Food Preservation and Storage
Who needs the grocery store when you know the art of canning, preserving, pickling, and drying? These skills help keep your pantry stocked and your family's bellies full.
This article talks about food preservation in further detail.
Make your dear grandma proud and get baking.
Baking your own bread, pastries, and desserts from scratch ain’t just fun. They're also healthier and better-tasting than the preservatives-laced goods you can find at Costco.
Besides, who can resist the smell of freshly baked bread wafting around the house? We sure can't.
Raising Livestock and Chickens
Call it what you want. Noise. Music to your ears, maybe. In any case, a homestead wouldn't be complete without animals.
Even the smallest homesteads can raise a few animals if you know how to pick 'em. You can raise chickens, cows, rabbits, goats, and other critters. These animals will give you something in return, like eggs, milk, and a whole lot of company.
Obviously, you can’t raise animals right away. Unless you’re Doctor Dolittle. We suggest researching which animals are right for you first before you make any decisions.
Sewing, crocheting, and quilting aren't just activities for your grandma.
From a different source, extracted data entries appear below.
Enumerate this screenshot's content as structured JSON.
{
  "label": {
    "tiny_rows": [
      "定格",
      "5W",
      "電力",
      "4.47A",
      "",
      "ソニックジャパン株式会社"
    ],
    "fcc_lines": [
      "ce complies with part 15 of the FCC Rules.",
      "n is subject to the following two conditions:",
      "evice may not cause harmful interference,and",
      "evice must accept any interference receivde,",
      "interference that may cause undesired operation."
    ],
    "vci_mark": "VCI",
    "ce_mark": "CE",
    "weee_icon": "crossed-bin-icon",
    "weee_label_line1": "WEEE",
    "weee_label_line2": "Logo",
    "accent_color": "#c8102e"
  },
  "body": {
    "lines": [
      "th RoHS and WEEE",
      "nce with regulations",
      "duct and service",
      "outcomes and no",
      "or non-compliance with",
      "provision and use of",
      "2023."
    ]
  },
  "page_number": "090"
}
These skills can come in handy around your homestead. Plus, you can sell the stuff you make online or at craft fairs for extra cash.
Making Natural Remedies
Why rely on mass-produced medications when you can use what Mother Nature has to offer? You can cure a lot of common ailments with items you can get off the land. Full disclosure, though, we’re not doctors. So, please practice caution with natural remedies.
There’s no one-size-fits-all approach to starting a homestead.
It all depends on your wants, needs, and goals.
So, just because someone raises a few chickens from their home in the burbs doesn't mean they aren't as good as homesteaders with acres of property and dozens of animals.
No way. Let’s be clear—their version of homesteading is just as valid.
There’s no need for you to worry about not owning homestead properties that rival the size of 30 football fields. You can start with a small acreage or even with your suburban backyard. What's important is that you start, maintain, and enjoy your self-sufficient lifestyle.